At the BBC, commissioning editor Mark Bell said that arts documentaries could themselves be an art form. He recalled being inspired to work in TV after seeing such programmes as the 1996 Arena classic The Burger and the King, the inventive film that examined Elvis Presley’s addiction to junk food.

He said: “TV arts programmes are more than a conduit between the arts and the audience. Television-makers do something quite special. Television is an art form… and, at its best, what it does is to make a case for the arts, it humanises the arts and does all sorts of different things in different ways that electrify the arts in an almost alchemical way.”

But with BBC Four – once a beacon for arts programmes – strapped for cash, the corporation’s priorities in the cultural arena are evolving. As Marlow pointed out, it’s a long way from the days of The Late Show, the eclectic five-nights-a-week, post-11:00pm BBC Two arts magazine hosted by the likes of Tracey MacLeod and Michael Ignatieff in the 1990s.

“Nowadays, we’re more focused on iPlayer than channels and we’re working out how best to deliver that,” explained Bell. “When you look at the audiences that keep coming back to BBC One, a programme such as Fake or Fortune? does very well. It’s a programme that isn’t a pure arts programme in the traditional sense but brings television storytelling to stories about art. At the other end of the range are pure arts documentaries driven by artists or about artists. I think it is about doing a range of things.”
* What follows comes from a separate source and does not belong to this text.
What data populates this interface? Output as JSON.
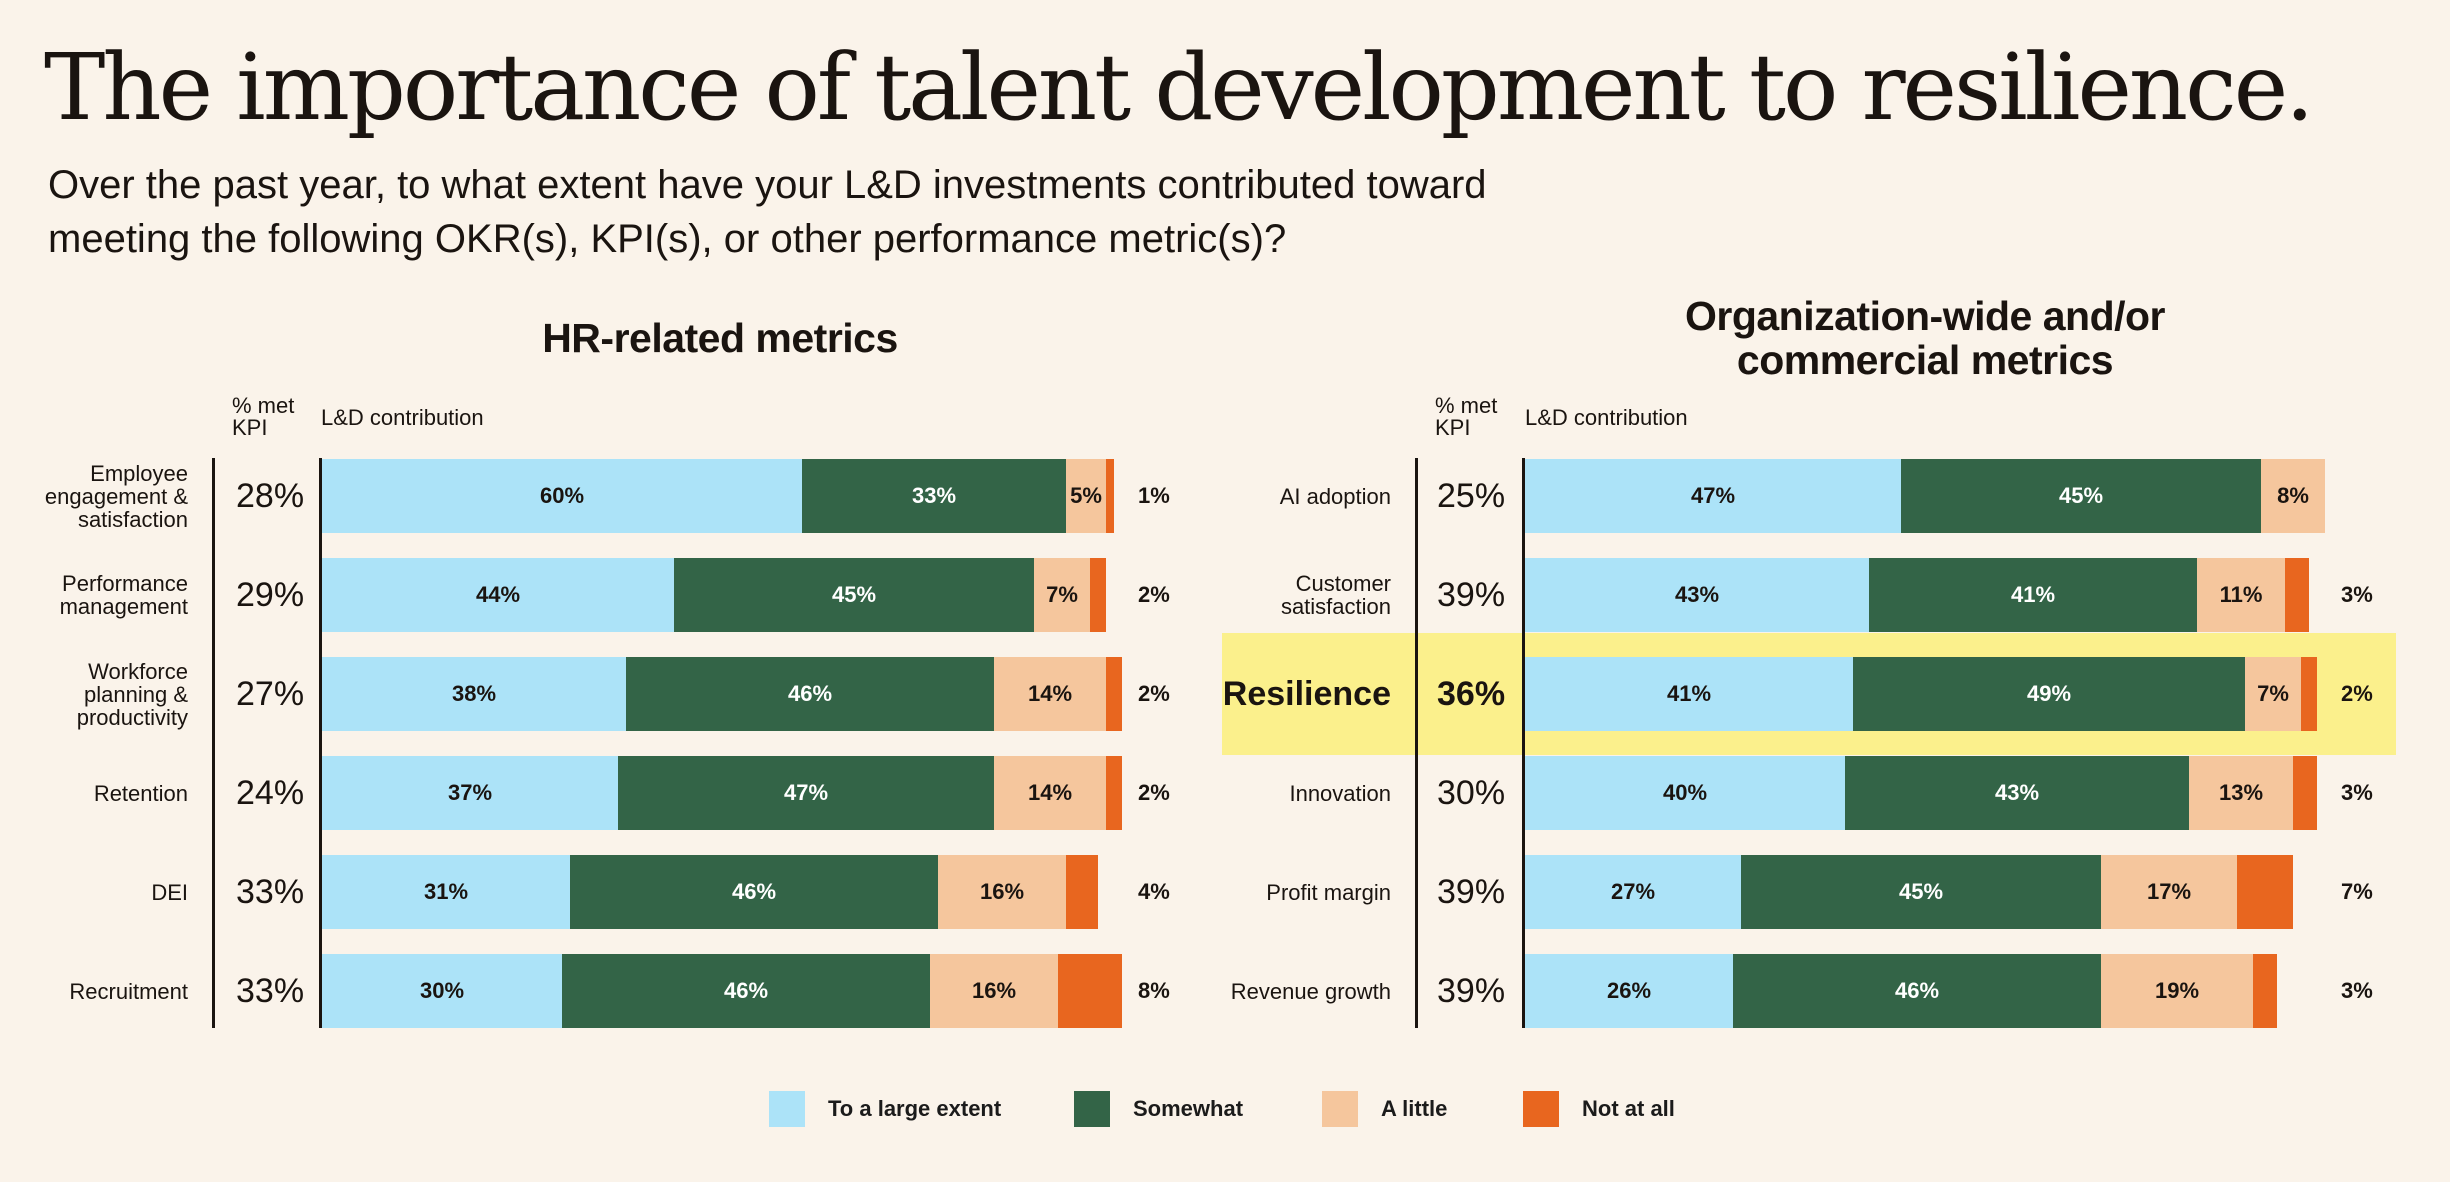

Yet, even in an on-demand age, the linear-TV window remains important for arts TV, as Art Club demonstrated. “The thing I loved the most about Grayson’s Art Club was that it was on at 8:00pm on a weekday night and, for those who loved it, it was an event,” said Nahal.

“We’d get over 1 million people tweeting while they watched it and chatting to one another on Facebook. It was appointment to view. To me, it felt amazing to have an arts programme work at 8:00pm. It was something that we at Channel 4 hadn’t done for a long time.” Bell concurred: “I agree with Shaminder that broadcast is still the main event. Without the broadcast it’s just a drop.”

Report by Steve Clarke. ‘Are we living through a golden age of arts on TV?’ was an RTS event held in central London on 17 Novem­ber. The producer was Phil Barnes.